Two years ago today, we went to two bars near my workplace and our lives have intertwined ever since.
It was a weekday, I remember. I went to the gym after work with my colleagues. And we had been texting each other the whole day making plans to meet up.
You had recently put on braces and you had difficulty eating. You were texting me during your dinner with your friends and you were miserable because you couldn’t finish your food and we all know how much you’d love to finish your food.
I was consoling you the whole time I was with my colleagues. I was hardly paying attention to them because you were all I could think about. I was eager to see you and you were keen as well.
You were not too far away from where I was. I was going to have dinner while you were heading to a bar near my workplace for drinks. You asked me if I would like to join you and your friends. I said yes immediately.
But it took me more than an hour to get to where you were because I took the wrong bus and there was no cab. I was so anxious, for every minute I spent being lost was a minute I couldn’t spend with you.

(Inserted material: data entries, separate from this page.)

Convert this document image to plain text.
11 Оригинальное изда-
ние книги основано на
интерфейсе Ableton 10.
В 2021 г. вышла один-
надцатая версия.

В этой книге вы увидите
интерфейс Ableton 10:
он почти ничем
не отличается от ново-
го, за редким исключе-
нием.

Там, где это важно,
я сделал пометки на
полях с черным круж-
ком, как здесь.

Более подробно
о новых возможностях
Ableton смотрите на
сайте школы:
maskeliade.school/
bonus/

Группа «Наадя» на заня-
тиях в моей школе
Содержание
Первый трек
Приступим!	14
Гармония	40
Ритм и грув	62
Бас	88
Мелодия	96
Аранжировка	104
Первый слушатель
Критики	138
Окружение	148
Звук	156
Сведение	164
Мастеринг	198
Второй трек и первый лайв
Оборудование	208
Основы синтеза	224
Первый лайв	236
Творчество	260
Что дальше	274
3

I called my friend Spud along because the shy personality in me didn’t want to feel left out when you were your friends.
We finally arrived. Spud wanted to smoke first. We ordered beers. You came downstairs to meet us. I remember your smile as though it was just yesterday. You were in a black cotton three-quarter sleeved jersey with a rainbow print. And you made the butterflies in my stomach flutter like a tornado.
We said hi and promised to go upstairs to where you were. We went up and sat on the couch next to you. But we were awkward and self-conscious in making small talk with your friends. You were playing “guess the lyrics” with your friends. My friend was telling me how troubled she was at work. All I could think about was that you were sitting less than a metre away from me.
Soon it was closing time. You came over and sat very close to me. My heart leapt and started beating fast. You were already tipsy from your wine and yet you finished my drink for me when I asked you to. I asked if you were tired and if you want to go to a bar, which was a street away, with us and you said yes. Your friend was concerned and wanted to send you home but you told her you’d be fine and I’d take care of you.
So we walked over. You held onto me to steady your steps. The memory of your fragrance still lingers in my mind now. We were at the bar and we ordered whiskey dry – our favourite drink – as we settled back at a quiet corner immersed in our own world. Spud was busy entertaining her friends while both of us were feeling comfortable in each other’s company.
Soon it was closing time. Spud pulled you aside to tell you something. It looked serious. I was puzzled. When we got into a cab, I asked what Spud had said to you and you refused to tell me. I asked you again. You were insistent that you didn’t want to talk about it.
Somehow we went up to my place. And as we lay there beside each other, we talked about everything and nothing. The alcohol was making us drowsy. I turned to my side and spooned you. You felt right in my arms. You snuggled closer to me. Time should have stopped right then and life would have been perfect.
You finally told me what Spud said and we confessed our true feelings. I held you closer, wishing that time would pause so this moment could last forever.
There was once when we were chatting on Whatsapp and we concluded that I made you so happy that I was the equivalent of the wonderful things in life such as “rainbows, babies and laughter” and I even wrote a blog post about it.
Two years has since passed. Do you still feel what I feel? I once asked:
Were two people to fall in love, would it be over something heart jolting or would it simply be because two people accidentally found someone who make them laugh, tuck them in bed and keep them warm, enjoy sharing a meal or snacks with them and are comfortable spending time together?
What do you think?
Because I feel you complete me. I really do.